The nice thing about using a slightly-hacked and simplified DOM is that
everything would be automatic - as it is with Axiom now, but with
considerably less memory and processor overhead (because this approach would
*only* defer building the DOM representation of the Body content, and would
build the entire Body content as a DOM whenever anything within the Body was
accessed - a lot of the memory and processor overhead of Axiom relates to
the incremental one-element-at-a-time build process). And because it'd still
implement the DOM interface (or at least a subset suitable for use by WSS4J)
applications using WSS4J could choose to use this or continue to use any
other DOM they want.

Your statement assumes that the memory/processor overhead in Axiom is
caused by the deferred parsing/building support.
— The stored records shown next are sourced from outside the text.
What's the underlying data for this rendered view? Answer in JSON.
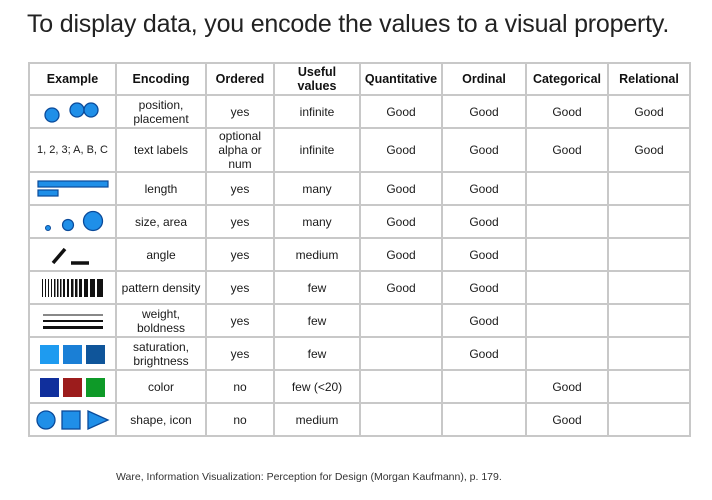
{
  "title": "To display data, you encode the values to a visual property.",
  "columns": [
    "Example",
    "Encoding",
    "Ordered",
    "Useful values",
    "Quantitative",
    "Ordinal",
    "Categorical",
    "Relational"
  ],
  "rows": [
    {
      "example": "position-circles-icon",
      "encoding": "position, placement",
      "ordered": "yes",
      "useful": "infinite",
      "quant": "Good",
      "ordinal": "Good",
      "categorical": "Good",
      "relational": "Good"
    },
    {
      "example_text": "1, 2, 3; A, B, C",
      "encoding": "text labels",
      "ordered": "optional alpha or num",
      "useful": "infinite",
      "quant": "Good",
      "ordinal": "Good",
      "categorical": "Good",
      "relational": "Good"
    },
    {
      "example": "length-bars-icon",
      "encoding": "length",
      "ordered": "yes",
      "useful": "many",
      "quant": "Good",
      "ordinal": "Good",
      "categorical": "",
      "relational": ""
    },
    {
      "example": "size-circles-icon",
      "encoding": "size, area",
      "ordered": "yes",
      "useful": "many",
      "quant": "Good",
      "ordinal": "Good",
      "categorical": "",
      "relational": ""
    },
    {
      "example": "angle-lines-icon",
      "encoding": "angle",
      "ordered": "yes",
      "useful": "medium",
      "quant": "Good",
      "ordinal": "Good",
      "categorical": "",
      "relational": ""
    },
    {
      "example": "barcode-density-icon",
      "encoding": "pattern density",
      "ordered": "yes",
      "useful": "few",
      "quant": "Good",
      "ordinal": "Good",
      "categorical": "",
      "relational": ""
    },
    {
      "example": "line-weight-icon",
      "encoding": "weight, boldness",
      "ordered": "yes",
      "useful": "few",
      "quant": "",
      "ordinal": "Good",
      "categorical": "",
      "relational": ""
    },
    {
      "example": "saturation-squares-icon",
      "encoding": "saturation, brightness",
      "ordered": "yes",
      "useful": "few",
      "quant": "",
      "ordinal": "Good",
      "categorical": "",
      "relational": ""
    },
    {
      "example": "color-squares-icon",
      "encoding": "color",
      "ordered": "no",
      "useful": "few (<20)",
      "quant": "",
      "ordinal": "",
      "categorical": "Good",
      "relational": ""
    },
    {
      "example": "shape-icons-icon",
      "encoding": "shape, icon",
      "ordered": "no",
      "useful": "medium",
      "quant": "",
      "ordinal": "",
      "categorical": "Good",
      "relational": ""
    }
  ],
  "colors": {
    "blue": "#1f8fe8",
    "blue_stroke": "#0a4a9a",
    "sat_light": "#1e9bf0",
    "sat_mid": "#1a7fd6",
    "sat_dark": "#0f559a",
    "color_blue": "#102f9c",
    "color_red": "#9c1c1c",
    "color_green": "#0e9a28"
  },
  "caption": "Ware, Information Visualization: Perception for Design (Morgan Kaufmann), p. 179."
}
I don't think that is
true. I think the reason is simply the way (the default
implementations of) Axiom stores the information. For example, storing
the attributes and namespace declarations of an element in hash maps
is probably suboptimal. In SOAP messages, the average number of
attributes (resp. namespace declarations) on elements having at least
one attribute (resp. namespace declaration) is probably less then 2.
Therefore the overhead of creating and maintaining a hash map is
probably not justified by any gain in access performance.

Yes, I can see that it'd be possible to implement a deferred parsing/building approach at the element level without much added memory or processing overhead, if done correctly. There can really only be one parser in use, for instance, so that can be stored at the document level, and even the element currently being expanded could be stored at that level (rather than using a flag on the element). But is the flexibility gain from doing things this way worth the added complexity, as opposed to my suggestion of a tweaked DOM with a special kind of expandable Element used only for the Body (well, actually two kinds of expandable Elements, the second to handle MTOM attachments)? I don't know.